What skills should I focus on?

First, get exceptionally good at whatever you are doing right now. You can’t supervise the AI if you’re bad at coding yourself. Fix your knowledge gaps. Beyond that, focus on these areas:

  • System Design: AI is terrible at this because it lacks the holistic business context.
  • Debugging: This will be one of the last frontiers for AI. It requires stitching together information from logs, telemetry, and multiple services—a task that demands deep critical thinking.
  • Communication: Get good at communicating your ideas, not just to leadership, but to the AI itself. Learn to write clear, precise product specs. If you’re an introvert who dislikes communication, it’s time to change.
  • Critical Thinking: This is the foundation of everything. Solve math problems, study logic, do whatever it takes to become a better thinker. If you can’t do the “what, why, and how,” someone else will, and the AI will handle the implementation.

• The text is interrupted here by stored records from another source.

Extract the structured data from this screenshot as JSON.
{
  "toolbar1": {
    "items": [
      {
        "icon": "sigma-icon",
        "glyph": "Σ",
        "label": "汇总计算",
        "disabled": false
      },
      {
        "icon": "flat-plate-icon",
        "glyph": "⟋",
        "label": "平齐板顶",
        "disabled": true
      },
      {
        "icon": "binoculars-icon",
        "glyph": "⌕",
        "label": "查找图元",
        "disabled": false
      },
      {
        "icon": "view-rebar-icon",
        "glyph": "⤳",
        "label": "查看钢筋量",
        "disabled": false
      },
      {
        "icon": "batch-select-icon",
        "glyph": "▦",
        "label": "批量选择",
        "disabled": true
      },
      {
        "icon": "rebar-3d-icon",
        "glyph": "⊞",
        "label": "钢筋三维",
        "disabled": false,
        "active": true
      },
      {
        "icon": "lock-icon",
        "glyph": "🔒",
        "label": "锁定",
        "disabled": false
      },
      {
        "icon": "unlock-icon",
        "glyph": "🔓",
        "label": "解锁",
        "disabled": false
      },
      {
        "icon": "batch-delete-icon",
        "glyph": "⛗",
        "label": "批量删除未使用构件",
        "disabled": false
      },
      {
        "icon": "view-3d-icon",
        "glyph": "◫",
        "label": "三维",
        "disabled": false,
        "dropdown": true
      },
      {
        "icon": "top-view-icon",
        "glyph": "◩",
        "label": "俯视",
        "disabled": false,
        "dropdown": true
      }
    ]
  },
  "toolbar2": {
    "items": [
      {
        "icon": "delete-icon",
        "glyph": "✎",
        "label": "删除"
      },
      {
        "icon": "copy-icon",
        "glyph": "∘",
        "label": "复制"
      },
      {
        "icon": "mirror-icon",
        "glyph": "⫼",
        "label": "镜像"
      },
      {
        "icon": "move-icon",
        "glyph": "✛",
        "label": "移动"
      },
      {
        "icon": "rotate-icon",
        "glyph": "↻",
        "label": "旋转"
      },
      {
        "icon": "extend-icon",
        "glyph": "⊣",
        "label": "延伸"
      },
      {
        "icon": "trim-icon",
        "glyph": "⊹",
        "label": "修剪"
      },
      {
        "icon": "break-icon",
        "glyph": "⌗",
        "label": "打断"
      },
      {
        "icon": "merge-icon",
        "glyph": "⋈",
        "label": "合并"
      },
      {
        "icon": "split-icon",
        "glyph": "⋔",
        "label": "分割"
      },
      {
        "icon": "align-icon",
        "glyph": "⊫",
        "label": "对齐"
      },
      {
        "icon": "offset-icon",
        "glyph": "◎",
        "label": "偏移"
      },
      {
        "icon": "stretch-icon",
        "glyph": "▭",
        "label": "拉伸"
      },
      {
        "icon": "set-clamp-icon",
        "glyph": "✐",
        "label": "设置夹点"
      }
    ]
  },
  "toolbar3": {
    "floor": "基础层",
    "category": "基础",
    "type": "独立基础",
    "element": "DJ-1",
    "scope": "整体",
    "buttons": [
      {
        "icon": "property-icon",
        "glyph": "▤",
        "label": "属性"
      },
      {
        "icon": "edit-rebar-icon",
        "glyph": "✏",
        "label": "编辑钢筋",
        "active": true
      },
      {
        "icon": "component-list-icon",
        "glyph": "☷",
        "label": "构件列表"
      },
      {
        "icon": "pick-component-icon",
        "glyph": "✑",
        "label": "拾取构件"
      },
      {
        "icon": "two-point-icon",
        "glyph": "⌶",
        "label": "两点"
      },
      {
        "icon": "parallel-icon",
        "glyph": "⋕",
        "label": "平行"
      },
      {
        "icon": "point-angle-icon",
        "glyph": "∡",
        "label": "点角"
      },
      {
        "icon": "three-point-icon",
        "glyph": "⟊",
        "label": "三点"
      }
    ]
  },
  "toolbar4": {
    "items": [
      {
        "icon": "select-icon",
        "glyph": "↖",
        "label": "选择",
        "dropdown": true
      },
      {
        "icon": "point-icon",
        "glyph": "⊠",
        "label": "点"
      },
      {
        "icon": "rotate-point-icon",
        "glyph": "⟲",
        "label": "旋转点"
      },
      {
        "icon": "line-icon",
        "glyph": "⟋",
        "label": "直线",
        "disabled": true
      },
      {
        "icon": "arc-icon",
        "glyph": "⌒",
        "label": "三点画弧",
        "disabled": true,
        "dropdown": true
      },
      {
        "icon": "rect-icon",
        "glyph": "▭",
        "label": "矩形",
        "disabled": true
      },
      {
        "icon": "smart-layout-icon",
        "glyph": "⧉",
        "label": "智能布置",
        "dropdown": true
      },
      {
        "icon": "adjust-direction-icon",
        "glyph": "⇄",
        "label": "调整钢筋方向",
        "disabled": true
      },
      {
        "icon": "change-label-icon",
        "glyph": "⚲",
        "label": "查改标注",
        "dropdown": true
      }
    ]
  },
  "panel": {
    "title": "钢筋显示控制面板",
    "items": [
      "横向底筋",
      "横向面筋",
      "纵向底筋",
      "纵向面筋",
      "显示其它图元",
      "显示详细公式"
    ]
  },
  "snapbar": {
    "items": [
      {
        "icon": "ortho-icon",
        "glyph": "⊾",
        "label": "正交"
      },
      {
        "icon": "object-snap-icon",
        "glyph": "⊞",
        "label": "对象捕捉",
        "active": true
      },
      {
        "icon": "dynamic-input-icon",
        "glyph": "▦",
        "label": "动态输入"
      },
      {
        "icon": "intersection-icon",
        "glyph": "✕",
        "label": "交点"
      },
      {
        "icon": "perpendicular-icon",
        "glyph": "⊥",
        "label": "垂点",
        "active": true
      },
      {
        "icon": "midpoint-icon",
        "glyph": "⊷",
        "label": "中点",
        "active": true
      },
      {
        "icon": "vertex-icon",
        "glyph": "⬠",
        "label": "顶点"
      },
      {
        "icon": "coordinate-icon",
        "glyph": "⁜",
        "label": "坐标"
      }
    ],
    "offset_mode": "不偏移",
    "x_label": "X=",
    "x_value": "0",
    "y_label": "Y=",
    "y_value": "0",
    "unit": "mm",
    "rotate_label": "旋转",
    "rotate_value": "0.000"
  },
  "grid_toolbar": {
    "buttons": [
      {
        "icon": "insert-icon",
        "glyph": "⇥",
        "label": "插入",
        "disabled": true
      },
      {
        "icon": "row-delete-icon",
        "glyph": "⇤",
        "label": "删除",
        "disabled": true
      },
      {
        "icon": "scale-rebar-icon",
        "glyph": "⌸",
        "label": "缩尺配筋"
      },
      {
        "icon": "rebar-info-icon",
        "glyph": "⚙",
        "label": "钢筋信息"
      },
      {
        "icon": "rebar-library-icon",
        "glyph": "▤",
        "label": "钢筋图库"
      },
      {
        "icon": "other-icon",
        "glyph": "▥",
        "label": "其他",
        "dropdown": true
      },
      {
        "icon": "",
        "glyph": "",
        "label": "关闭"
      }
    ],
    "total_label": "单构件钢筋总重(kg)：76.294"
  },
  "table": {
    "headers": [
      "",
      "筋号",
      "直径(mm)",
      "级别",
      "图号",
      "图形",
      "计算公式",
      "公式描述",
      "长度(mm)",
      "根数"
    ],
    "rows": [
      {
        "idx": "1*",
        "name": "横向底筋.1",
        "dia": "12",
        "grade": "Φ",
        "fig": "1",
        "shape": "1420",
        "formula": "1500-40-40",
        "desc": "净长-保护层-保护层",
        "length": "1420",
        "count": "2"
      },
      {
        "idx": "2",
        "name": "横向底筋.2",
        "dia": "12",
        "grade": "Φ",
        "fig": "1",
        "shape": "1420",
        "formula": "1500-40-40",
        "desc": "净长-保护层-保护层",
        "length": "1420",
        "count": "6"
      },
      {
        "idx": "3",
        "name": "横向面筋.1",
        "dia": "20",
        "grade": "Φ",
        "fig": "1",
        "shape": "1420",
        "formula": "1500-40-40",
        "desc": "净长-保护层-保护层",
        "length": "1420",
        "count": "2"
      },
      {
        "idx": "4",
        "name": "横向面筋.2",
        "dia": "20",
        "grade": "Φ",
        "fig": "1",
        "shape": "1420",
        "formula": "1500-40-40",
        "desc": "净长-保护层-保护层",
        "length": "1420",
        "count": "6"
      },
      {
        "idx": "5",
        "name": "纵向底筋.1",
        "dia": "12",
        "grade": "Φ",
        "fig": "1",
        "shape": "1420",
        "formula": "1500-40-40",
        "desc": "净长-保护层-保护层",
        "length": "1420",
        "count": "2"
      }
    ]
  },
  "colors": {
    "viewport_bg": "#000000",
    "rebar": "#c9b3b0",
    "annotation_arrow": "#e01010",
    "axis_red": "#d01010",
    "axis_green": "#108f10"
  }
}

Is a computer science degree worthless?

A big, fat NO. A good CS degree is incredibly useful. It provides the prerequisites—the fundamentals of networking, operating systems, data structures, and algorithms—that you need to build higher-level knowledge in areas like system design.

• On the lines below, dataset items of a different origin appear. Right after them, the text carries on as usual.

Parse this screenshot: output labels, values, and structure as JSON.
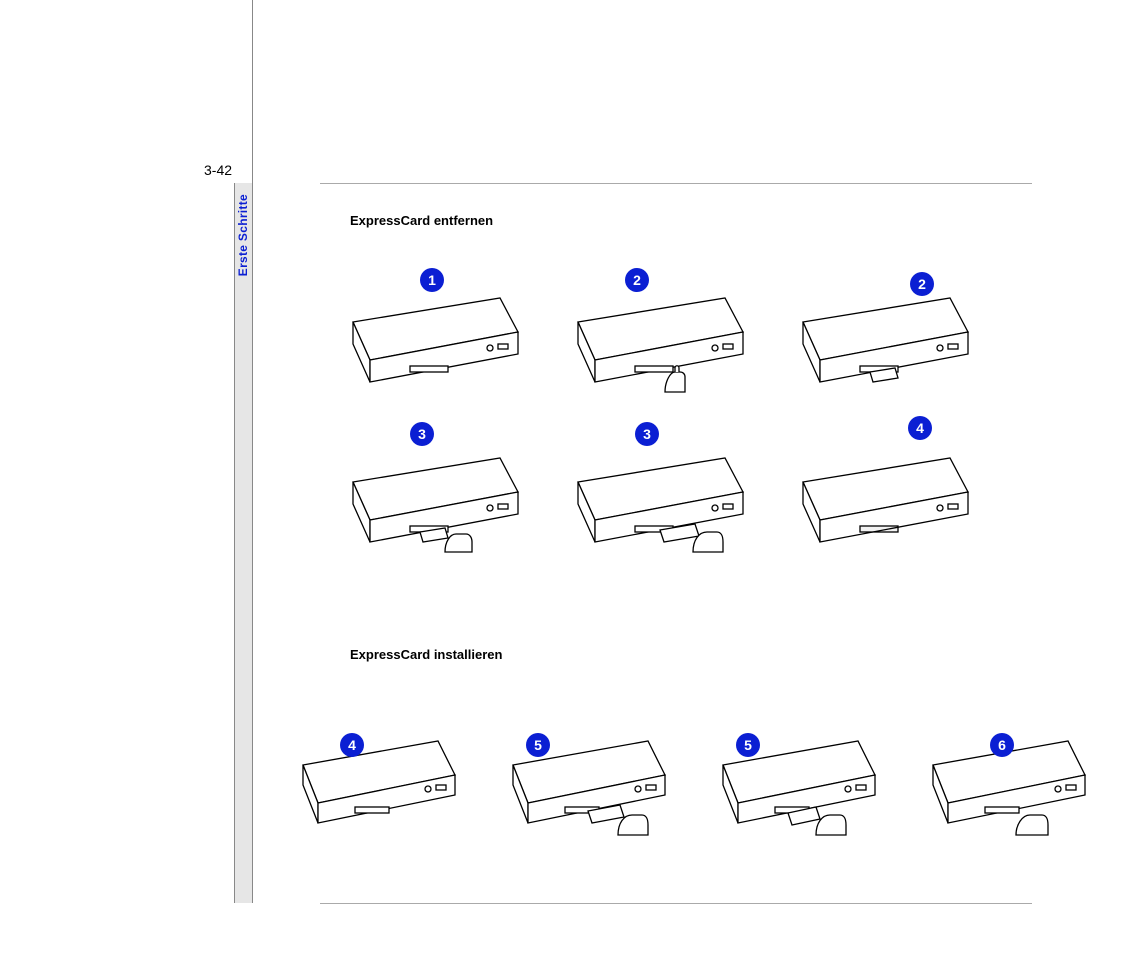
{
  "page_number": "3-42",
  "sidebar_label": "Erste Schritte",
  "section1_title": "ExpressCard entfernen",
  "section2_title": "ExpressCard installieren",
  "badge_color": "#0b1fd3",
  "grid1_badges": [
    "1",
    "2",
    "2",
    "3",
    "3",
    "4"
  ],
  "grid2_badges": [
    "4",
    "5",
    "5",
    "6"
  ]
}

The world isn’t changing every 10 seconds. Your degree is still valuable today. It might be less valuable in 5 or 10 years, but right now, it provides a critical foundation. Make the best use of it. Don’t just get a piece of paper; absorb the knowledge.

The Road Ahead

Software engineering is not dead. It’s evolving. The mindless part of the job is being automated, leaving behind the challenging, creative, and deeply valuable work of thinking.

The future belongs to developers who can architect solutions, debug complex systems, and provide the critical context that AI lacks. The future belongs to engineers, not just coders.